I realize that makes me sound like a cranky old man: “When I was your age, our vampires were foreign and overdressed, and we were glad to get ’em!” But the vast majority of these new literary vampires say nothing to us remotely as powerful as Dracula, Carmilla, Barnabas Collins, and Lestat do. They represent nothing beyond the latest form of bad boy (and occasional girl), and so they ultimately mean nothing.
In my novels, the vampire figure represents nihilism run rampant, and the related danger of denying one’s connection to the world at large. Zginksi, my protagonist (he’s definitely not a “hero”), is interested solely in self-preservation, and will simply eliminate anyone he sees as a threat. What happens when he must give and receive help is the theme of my 2009 novel Blood Groove, and the consequences of love are the subject of The Girls with Games of Blood, just released from Tor. As my friend author Adrian Phoenix said about the new book, “Just because a monster’s heart awakens, doesn’t make it any less of a monster.”

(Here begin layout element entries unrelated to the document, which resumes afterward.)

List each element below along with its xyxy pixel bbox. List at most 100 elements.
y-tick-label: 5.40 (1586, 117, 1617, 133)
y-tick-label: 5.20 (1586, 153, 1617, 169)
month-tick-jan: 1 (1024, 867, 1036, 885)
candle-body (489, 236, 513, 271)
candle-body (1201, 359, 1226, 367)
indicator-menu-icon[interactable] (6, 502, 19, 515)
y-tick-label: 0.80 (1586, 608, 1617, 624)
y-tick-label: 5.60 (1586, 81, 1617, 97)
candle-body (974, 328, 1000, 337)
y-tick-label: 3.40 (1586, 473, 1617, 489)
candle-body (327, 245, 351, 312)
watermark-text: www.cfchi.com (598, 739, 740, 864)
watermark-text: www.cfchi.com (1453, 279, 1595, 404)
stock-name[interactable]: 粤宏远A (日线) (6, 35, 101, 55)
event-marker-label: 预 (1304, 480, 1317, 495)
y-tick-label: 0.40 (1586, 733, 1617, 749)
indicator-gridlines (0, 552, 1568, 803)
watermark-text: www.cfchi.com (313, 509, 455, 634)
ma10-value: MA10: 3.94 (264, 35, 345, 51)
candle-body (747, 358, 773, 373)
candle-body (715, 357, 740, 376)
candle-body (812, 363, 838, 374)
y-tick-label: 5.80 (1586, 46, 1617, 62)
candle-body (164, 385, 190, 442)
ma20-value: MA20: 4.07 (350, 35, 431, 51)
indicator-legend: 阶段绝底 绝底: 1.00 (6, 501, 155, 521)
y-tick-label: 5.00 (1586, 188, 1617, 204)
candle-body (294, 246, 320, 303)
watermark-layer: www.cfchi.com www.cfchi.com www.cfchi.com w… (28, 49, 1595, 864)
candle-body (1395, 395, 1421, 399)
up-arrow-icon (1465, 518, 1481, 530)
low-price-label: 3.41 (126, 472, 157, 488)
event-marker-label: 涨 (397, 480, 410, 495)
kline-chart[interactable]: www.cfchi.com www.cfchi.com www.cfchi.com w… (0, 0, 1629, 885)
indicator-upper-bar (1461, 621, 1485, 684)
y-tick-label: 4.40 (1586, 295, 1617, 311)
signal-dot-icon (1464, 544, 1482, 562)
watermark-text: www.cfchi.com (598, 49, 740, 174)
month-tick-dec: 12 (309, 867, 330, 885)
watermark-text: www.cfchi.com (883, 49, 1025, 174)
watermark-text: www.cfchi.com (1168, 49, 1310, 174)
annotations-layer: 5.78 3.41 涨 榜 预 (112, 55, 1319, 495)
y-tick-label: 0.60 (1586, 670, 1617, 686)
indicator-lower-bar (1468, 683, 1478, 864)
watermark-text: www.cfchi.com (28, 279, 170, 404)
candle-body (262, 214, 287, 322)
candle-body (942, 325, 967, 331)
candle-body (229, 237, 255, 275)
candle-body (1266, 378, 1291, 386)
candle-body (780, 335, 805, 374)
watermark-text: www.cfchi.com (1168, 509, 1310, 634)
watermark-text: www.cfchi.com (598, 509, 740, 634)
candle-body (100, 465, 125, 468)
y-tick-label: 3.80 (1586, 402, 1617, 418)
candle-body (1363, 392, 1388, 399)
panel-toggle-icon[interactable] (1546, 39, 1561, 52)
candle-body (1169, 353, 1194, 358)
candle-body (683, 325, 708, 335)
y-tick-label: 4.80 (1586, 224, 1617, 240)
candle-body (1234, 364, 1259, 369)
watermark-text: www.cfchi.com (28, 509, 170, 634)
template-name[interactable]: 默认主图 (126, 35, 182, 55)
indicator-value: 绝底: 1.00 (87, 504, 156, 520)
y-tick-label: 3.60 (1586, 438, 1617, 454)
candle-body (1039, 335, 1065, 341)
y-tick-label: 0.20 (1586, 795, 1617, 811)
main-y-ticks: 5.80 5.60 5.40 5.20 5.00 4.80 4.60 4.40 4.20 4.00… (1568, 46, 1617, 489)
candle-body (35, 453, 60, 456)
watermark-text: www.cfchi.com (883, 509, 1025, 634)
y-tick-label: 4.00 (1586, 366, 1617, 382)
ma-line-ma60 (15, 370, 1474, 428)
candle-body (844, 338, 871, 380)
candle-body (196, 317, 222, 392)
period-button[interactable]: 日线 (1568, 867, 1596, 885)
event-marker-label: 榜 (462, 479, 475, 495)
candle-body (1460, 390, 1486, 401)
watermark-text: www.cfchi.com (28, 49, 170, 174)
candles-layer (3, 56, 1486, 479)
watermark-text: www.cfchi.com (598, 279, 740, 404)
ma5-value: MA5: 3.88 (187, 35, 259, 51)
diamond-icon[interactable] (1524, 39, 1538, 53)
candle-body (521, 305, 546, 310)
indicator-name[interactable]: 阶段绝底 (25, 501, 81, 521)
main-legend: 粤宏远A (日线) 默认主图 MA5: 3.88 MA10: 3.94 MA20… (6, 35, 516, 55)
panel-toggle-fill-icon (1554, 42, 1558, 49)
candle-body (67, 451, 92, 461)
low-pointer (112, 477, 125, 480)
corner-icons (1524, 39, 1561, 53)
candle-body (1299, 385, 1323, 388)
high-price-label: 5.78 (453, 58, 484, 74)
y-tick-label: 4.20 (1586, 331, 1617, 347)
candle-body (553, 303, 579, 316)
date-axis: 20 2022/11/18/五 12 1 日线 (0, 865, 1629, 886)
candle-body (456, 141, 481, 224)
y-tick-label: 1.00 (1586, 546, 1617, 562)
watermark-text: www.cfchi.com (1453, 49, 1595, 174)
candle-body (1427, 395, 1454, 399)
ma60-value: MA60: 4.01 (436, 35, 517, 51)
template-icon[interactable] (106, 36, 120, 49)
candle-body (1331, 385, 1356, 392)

I don’t know if Zginski means anything to anyone other than me; that’s for readers to decide. But in creating him, I swung for the symbolic fences and tried to imbue him with something larger than himself. I hope it works, and that readers respond to it even if they’re not aware of it. And ultimately, I’d rather fail at that than succeed in creating just another bloodsucking poster boy.